A writer lately gives us the following “Philosophy of a sneeze” for which he alone is responsible. “The nose receives three sets of nerves—the nerves of smell, those of feeling, and those of motion. The former communicate to the brain, the odorous properties of substances with which they may come in contact, in a diffused or concentrated state; the second, communicate the impressions of touch; the third, move the muscles of the nose; but the power of these muscles is very limited. When a sneeze occurs, all these faculties are excited to a high degree. A grain of snuff excites the olfactory nerves, which despatch to the brain the intelligence that ‘snuff has attacked the nostril.’ The brain instantly sends a mandate through the motor nerves to the muscles, saying ‘cast it out!’ and the result is unmistakable. So offensive is the enemy besieging the nostril held to be, that the nose is not left to its own defence. It were too feeble to accomplish this. An allied army of muscles join in the rescue—nearly one-half the body arouses against the intruder—from the muscles of the lips to those of the abdomen, all unite in the effort for the expulsion of the grain of snuff.”
[CHAPTER VII.]
QUID PRO QUO.
“A third party sprang up, headed by the descendants of Robert Chewit, the companion of the great Hudson. These discarded pipes altogether, and took to chewing tobacco; hence, they were called Quids.”——Knickerbocker’s, New York.
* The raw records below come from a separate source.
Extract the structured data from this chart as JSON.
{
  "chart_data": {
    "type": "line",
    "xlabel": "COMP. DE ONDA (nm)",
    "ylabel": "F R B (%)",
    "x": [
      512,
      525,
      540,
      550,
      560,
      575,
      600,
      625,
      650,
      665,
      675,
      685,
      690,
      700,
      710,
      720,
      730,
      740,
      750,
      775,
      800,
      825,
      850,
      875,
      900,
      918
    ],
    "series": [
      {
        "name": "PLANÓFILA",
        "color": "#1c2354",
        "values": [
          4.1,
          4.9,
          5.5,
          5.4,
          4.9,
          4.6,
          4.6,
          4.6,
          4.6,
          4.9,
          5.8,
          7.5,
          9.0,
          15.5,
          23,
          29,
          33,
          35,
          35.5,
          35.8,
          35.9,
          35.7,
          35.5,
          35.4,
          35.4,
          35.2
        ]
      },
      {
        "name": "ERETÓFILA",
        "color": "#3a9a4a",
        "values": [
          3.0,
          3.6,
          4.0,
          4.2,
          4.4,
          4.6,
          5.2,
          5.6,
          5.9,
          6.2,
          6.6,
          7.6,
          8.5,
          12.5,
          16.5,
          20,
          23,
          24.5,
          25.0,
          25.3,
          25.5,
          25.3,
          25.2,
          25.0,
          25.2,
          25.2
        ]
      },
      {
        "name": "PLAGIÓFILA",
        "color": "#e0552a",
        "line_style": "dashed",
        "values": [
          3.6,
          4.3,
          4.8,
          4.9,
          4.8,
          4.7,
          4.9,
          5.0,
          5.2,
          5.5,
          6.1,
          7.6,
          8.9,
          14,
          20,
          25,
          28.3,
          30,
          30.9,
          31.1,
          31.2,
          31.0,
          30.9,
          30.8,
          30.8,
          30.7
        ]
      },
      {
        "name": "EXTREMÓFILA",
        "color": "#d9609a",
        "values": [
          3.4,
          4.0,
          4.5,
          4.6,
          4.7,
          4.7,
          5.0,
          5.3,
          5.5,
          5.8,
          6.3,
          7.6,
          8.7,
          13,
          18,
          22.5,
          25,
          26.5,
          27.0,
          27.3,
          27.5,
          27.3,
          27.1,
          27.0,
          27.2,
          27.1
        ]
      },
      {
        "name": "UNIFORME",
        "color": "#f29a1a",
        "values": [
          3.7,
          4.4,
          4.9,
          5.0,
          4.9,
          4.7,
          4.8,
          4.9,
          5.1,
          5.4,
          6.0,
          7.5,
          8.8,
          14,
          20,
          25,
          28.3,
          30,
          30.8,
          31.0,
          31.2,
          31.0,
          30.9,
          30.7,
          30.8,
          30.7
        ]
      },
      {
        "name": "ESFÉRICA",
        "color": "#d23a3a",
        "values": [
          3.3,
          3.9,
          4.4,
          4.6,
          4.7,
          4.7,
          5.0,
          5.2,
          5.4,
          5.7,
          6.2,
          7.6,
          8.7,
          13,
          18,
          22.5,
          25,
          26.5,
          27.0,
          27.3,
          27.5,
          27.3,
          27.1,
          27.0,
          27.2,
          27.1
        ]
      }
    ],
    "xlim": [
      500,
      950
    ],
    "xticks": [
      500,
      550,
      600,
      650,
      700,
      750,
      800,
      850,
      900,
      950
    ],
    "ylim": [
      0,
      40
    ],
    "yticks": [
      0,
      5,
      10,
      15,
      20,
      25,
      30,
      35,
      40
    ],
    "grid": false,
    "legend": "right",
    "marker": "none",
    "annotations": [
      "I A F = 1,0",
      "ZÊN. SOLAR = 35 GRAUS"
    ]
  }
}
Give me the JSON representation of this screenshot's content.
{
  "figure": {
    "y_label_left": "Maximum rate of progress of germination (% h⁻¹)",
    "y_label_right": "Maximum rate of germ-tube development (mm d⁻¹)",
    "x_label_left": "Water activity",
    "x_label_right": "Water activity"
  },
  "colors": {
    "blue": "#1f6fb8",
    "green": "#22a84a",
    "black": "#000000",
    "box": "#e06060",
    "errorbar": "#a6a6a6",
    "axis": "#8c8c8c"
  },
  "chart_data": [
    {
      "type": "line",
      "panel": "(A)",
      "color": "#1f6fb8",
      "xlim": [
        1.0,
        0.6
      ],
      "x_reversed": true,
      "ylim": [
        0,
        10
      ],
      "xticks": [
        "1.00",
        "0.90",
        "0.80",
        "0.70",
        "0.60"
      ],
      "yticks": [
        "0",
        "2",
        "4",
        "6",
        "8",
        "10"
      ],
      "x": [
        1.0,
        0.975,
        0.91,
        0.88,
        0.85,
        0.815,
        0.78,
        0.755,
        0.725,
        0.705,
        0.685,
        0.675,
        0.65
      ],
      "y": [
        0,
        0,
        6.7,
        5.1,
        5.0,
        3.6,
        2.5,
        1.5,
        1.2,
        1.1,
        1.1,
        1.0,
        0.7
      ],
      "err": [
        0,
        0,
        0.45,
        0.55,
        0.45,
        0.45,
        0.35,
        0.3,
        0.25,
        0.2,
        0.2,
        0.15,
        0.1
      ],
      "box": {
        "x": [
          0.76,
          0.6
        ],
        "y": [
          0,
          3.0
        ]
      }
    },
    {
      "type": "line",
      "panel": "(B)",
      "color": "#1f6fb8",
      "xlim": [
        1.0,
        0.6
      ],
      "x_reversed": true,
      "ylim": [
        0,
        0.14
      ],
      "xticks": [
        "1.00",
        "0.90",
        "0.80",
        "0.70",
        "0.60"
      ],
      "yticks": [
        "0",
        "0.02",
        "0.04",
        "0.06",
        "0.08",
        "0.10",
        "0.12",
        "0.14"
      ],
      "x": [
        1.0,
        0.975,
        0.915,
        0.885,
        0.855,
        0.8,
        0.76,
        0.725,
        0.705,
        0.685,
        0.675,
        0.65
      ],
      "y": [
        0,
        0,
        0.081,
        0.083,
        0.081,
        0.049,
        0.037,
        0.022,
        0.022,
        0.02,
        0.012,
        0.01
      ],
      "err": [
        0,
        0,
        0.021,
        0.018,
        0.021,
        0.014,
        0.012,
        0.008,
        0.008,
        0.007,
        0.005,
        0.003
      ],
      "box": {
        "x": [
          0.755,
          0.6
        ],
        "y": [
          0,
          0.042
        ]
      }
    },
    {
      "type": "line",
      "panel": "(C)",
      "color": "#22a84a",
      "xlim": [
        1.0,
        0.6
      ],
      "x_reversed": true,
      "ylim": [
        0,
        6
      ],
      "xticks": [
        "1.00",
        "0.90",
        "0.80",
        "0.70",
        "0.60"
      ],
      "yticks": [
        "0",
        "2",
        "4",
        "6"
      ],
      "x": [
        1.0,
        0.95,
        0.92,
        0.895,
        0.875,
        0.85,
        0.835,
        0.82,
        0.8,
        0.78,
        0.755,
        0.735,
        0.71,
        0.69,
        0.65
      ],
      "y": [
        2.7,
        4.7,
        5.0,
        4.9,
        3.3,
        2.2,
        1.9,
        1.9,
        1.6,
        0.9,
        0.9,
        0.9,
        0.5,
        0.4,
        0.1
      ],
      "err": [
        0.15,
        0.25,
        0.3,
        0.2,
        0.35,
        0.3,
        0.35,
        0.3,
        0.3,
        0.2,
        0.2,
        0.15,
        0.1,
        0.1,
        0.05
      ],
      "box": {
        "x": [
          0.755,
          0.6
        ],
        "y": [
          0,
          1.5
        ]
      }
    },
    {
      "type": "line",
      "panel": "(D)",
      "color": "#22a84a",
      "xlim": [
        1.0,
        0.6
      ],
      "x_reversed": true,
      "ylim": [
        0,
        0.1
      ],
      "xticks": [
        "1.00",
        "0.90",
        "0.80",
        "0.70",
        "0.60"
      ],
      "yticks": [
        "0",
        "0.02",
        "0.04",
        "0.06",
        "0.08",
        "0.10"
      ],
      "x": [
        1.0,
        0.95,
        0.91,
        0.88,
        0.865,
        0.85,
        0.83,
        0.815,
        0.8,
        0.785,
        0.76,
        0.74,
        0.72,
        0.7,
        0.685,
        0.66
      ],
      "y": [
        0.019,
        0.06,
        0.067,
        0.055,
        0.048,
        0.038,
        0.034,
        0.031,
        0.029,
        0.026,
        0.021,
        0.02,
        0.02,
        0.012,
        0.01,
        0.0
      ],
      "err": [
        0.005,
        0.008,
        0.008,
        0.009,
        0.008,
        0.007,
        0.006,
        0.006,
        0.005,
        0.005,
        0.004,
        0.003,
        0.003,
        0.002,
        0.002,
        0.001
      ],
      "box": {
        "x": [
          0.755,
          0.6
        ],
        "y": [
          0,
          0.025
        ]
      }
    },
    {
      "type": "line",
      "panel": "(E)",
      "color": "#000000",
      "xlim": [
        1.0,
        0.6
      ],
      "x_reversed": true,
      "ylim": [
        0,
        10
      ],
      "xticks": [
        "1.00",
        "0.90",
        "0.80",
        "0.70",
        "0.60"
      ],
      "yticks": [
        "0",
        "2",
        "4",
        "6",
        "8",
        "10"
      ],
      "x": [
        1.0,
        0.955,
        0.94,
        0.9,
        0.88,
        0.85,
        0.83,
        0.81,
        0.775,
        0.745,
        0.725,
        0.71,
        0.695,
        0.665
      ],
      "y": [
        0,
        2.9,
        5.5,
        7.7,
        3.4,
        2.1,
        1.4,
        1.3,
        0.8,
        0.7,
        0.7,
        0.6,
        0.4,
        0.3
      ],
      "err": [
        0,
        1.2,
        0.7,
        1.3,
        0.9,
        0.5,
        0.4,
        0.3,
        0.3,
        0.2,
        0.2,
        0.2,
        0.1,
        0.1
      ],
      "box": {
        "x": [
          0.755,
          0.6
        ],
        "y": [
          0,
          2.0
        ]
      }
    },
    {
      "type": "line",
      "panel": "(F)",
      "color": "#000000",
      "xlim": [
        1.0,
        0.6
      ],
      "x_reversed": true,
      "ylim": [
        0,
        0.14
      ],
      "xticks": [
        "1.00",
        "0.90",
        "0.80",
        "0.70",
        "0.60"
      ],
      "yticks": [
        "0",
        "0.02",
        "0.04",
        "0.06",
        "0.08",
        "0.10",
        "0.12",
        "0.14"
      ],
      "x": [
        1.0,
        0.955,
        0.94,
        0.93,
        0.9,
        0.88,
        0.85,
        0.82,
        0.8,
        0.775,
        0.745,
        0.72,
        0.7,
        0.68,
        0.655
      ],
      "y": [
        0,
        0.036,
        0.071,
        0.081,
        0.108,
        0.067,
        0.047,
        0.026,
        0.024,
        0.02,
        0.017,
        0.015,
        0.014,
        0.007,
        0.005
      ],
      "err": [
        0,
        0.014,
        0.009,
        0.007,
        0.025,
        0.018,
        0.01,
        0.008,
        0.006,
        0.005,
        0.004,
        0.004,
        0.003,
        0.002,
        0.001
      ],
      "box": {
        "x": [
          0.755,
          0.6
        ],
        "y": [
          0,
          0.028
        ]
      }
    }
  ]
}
Any one who will take the trouble to read through the “Curiosities of Food,” will soon become convinced, from the examples which Mr. P. L. Simmonds has collected so assiduously from all parts of the world, that there is no accounting for tastes. What extraordinary things men will admit between their teeth to gratify their appetites, is almost enough to set one’s own teeth on edge. Tobacco is certainly not more nauseous or revolting, than to us would be many of the delicacies dished up for dinner by some of the bipedal race. “Some Europeans,” observes the author, “chew tobacco, the Hindoo takes to betel nut and lime, while the Patagonian finds contentment in a bit of guano, and the Styrians grow fat and ruddy on arsenic. English children delight in sweetmeats and sugar-candy, while those of Africa prefer rock salt. A Frenchman likes frogs and snails, and we eat eels, oysters, and whelks. To the Esquimaux, train oil is your only delicacy. The Russian luxuriates upon his hide and tallow; the Chinese upon rats, puppy dogs, and shark’s fins; the Kaffir upon elephant’s foot and trunk or lion steaks; while the Pacific islander places cold missionary above every other edible. Why then should we be surprised at men’s feeding upon rattle snakes and monkeys, and pronouncing them capital eating?”[14]